Monday, October 1, 2007

About Me

I am alive... The air I breathe thickens by the moment with the passion of existence and the beauty of the unknown. I float on a wave of awe and curiosity that does not consume me, but elevates me.

I seek not to conquer the world, but to realize my place in it, my part in the infinite fabric of existence through my finite rooted experience in this realm, in this reality, in this earth-organism.

I am woman, I am the sacred feminine, and in me is housed "that sense of living one's deepest life underwater, that dark involvement with blood and birth and death." Someday I will be giver of life.

I accept my biology, my rootedness in this physical reality. I am not a slave to my genetic impulses nor to my bloodmemory that reaches back millenia into the lives that through the passage of time and aggression and love and drift gave way to my own. Rather, I embrace them. I am compelled to seek a morality that is both evolutionarily rooted and progressively utopia-bound.

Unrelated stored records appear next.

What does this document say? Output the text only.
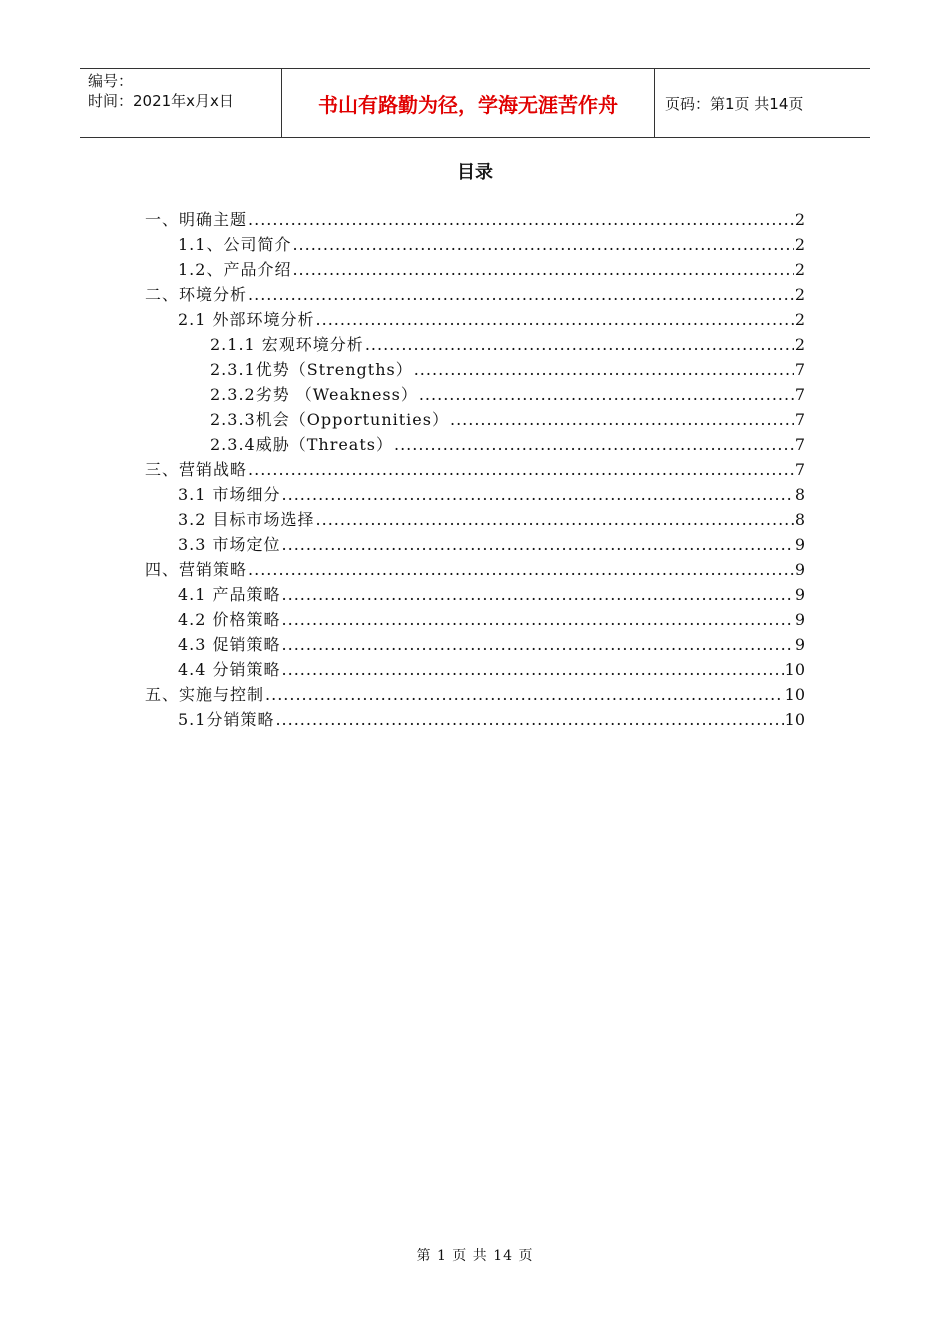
编号：
时间：2021年x月x日	书山有路勤为径，学海无涯苦作舟	页码：第1页 共14页
目录
一、明确主题 .....	2
1.1、公司简介 .....	2
1.2、产品介绍 .....	2
二、环境分析 .....	2
2.1 外部环境分析 .....	2
2.1.1 宏观环境分析 .....	2
2.3.1优势（Strengths） .....	7
2.3.2劣势 （Weakness） .....	7
2.3.3机会（Opportunities） .....	7
2.3.4威胁（Threats） .....	7
三、营销战略 .....	7
3.1 市场细分 .....	8
3.2 目标市场选择 .....	8
3.3 市场定位 .....	9
四、营销策略 .....	9
4.1 产品策略 .....	9
4.2 价格策略 .....	9
4.3 促销策略 .....	9
4.4 分销策略 .....	10
五、实施与控制 .....	10
5.1分销策略 .....	10
第 1 页 共 14 页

This dichotomy is sacred, and as humanity forges on, I hope it can embrace its natural rootedness in the natural world while reconciling our infinite consciousness, our capability for transcendence.
This is my dream.

QUOTES:

“Pain passes but the beauty remains.”
~Pierre Auguste Renoir


“Three passions, simple but overwhelmingly strong, have governed my life: the longing for love, the search for knowledge, and the unbearable pity for the suffering of mankind. Love brings ecstasy and relieves loneliness. In the union of love I have seen in a mystic miniature the prefiguring vision of the heavens that saints and poets have imagined. With equal passion I have sought knowledge. I have wished to understand the hearts of man. I have wished to know why the stars shine. Love and knowledge led upwards to the heavens, but always pity brought me back to earth; Cries of pain reverberated in my heart Of children in famine, of victims tortured And of old people left helpless. I long to alleviate the evil, but I cannot, and I too suffer. This has been my life; I found it worth living.”
~Bertrand Russell.


“Let us endeavor to live that when we come to die, even the undertaker will be sorry."
~Mark Twain


In a cosmos of billions of galaxies,
In a galaxy of billions of stars,
There's a planet with billions of people~
The only one we know of~
And every breath we breathe is a miracle.
Our hearts pump.
We see.
We feel.
We taste.
We touch our world.
And sometimes we forget the pure wonder
Of our brief journey on earth.
My life is committed to making artwork,
That wakes people up to the miracle of life.
The value of being human
And the transformative power of love.
There are moments when we see behind
The opaque curtain of life.
When the infinite One
Shines through the skin of the beloved,
And we recognize the game we are in,
The journey we are on,
The powerful beings that we are
And the truth that is worth living for.